When activated, a specific protein in the brain enhances long-term storage of fearful memories and strengthens previously established fearful memories, Yale School of Medicine researchers report this week in Nature Neuroscience.
"This report is the first to demonstrate evidence of enhancements in memory reconsolidation in the brain," said the senior author, Jane Taylor, associate professor in the Department of Psychiatry. "Understanding these molecular mechanisms may provide critical insights into psychiatric disorders."
She said recent data suggest that memories can continue to be changed or eliminated long after they have been formed, or consolidated. Based on findings that suggest memories are susceptible to loss after retrieval, a mechanism that is required to maintain and place back memories into long-term storage has been proposed, Taylor said.
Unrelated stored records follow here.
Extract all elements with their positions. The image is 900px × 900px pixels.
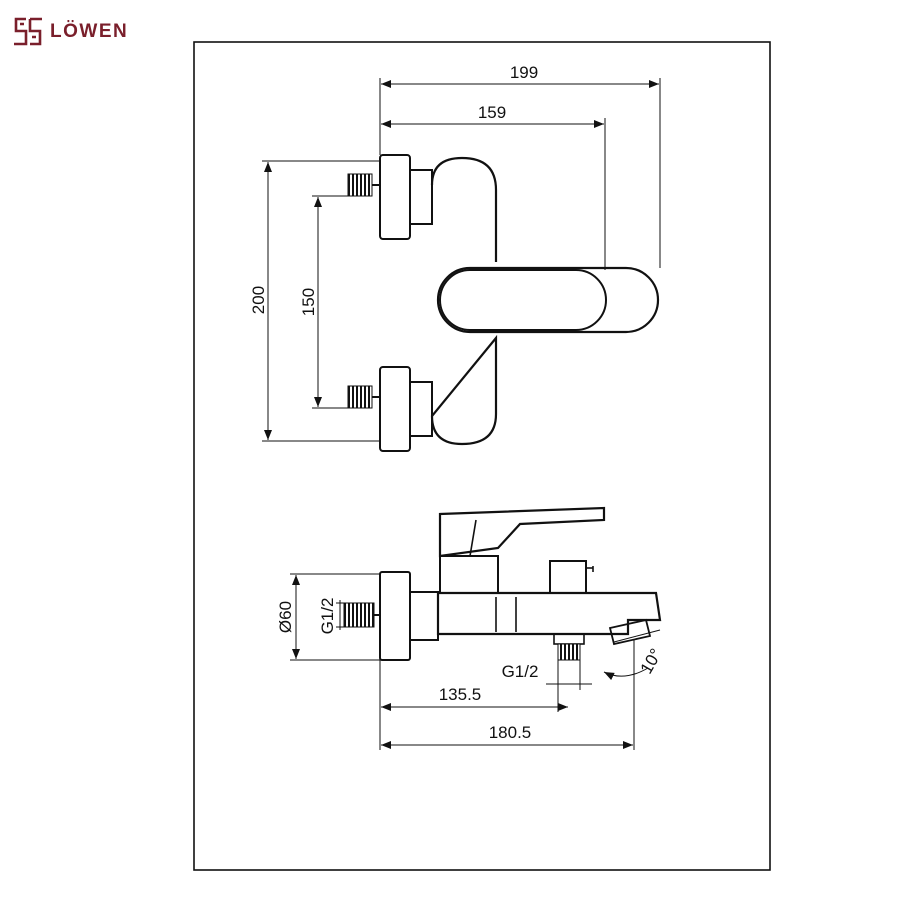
dim-label-199: 199 — [510, 63, 538, 82]
side-view-shower-outlet-thread — [557, 643, 581, 661]
dim-label-10-deg: 10° — [637, 645, 666, 677]
top-view-upper-thread — [347, 173, 373, 197]
dim-label-200: 200 — [249, 286, 268, 314]
side-view-diverter — [549, 560, 587, 594]
angle-arc-10 — [603, 667, 649, 681]
dim-label-outlet-g12: G1/2 — [502, 662, 539, 681]
top-view-lower-nut — [409, 381, 433, 437]
side-view: Ø60 G1/2 G1/2 135.5 180.5 10° — [276, 506, 666, 750]
top-view-handle — [436, 266, 660, 334]
dim-label-d60: Ø60 — [276, 601, 295, 633]
dim-label-inlet-g12: G1/2 — [318, 598, 337, 635]
side-view-handle — [438, 506, 606, 558]
brand-logo: LÖWEN — [10, 14, 128, 50]
top-view-upper-nut — [409, 169, 433, 225]
dim-label-135-5: 135.5 — [439, 685, 482, 704]
dim-label-159: 159 — [478, 103, 506, 122]
top-view-upper-flange — [379, 154, 411, 240]
top-view-body — [430, 156, 498, 446]
side-view-inlet-thread — [343, 602, 375, 628]
brand-name: LÖWEN — [50, 21, 129, 42]
drawing-border — [193, 41, 771, 871]
top-view-handle-inner — [439, 269, 607, 331]
side-view-spout-outlet — [608, 618, 652, 646]
side-view-nut — [409, 591, 439, 641]
dim-label-180-5: 180.5 — [489, 723, 532, 742]
top-view: 199 159 200 150 — [249, 63, 661, 452]
logo-monogram-icon — [14, 17, 42, 46]
side-view-spout — [436, 591, 662, 636]
side-view-cartridge — [439, 555, 499, 594]
dim-label-150: 150 — [299, 288, 318, 316]
side-view-flange — [379, 571, 411, 661]
side-view-shower-outlet-nut — [553, 633, 585, 645]
top-view-lower-thread — [347, 385, 373, 409]
top-view-lower-flange — [379, 366, 411, 452]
"This 'reconsolidation' process is supported by studies suggesting that disruption of cellular functions known to be required for memory storage after retrieval of a memory can cause a specific loss of that memory," she said.
Taylor and her colleagues found that within the amygdala, a brain region known to be critically involved in the creation and storage of fearful memories, selective activation of protein kinase A (PKA) is sufficient to enhance memory reconsolidation and strengthen a previously established fearful memory. Conversely, inhibiting PKA in the amygdala disrupted memory reconsolidation.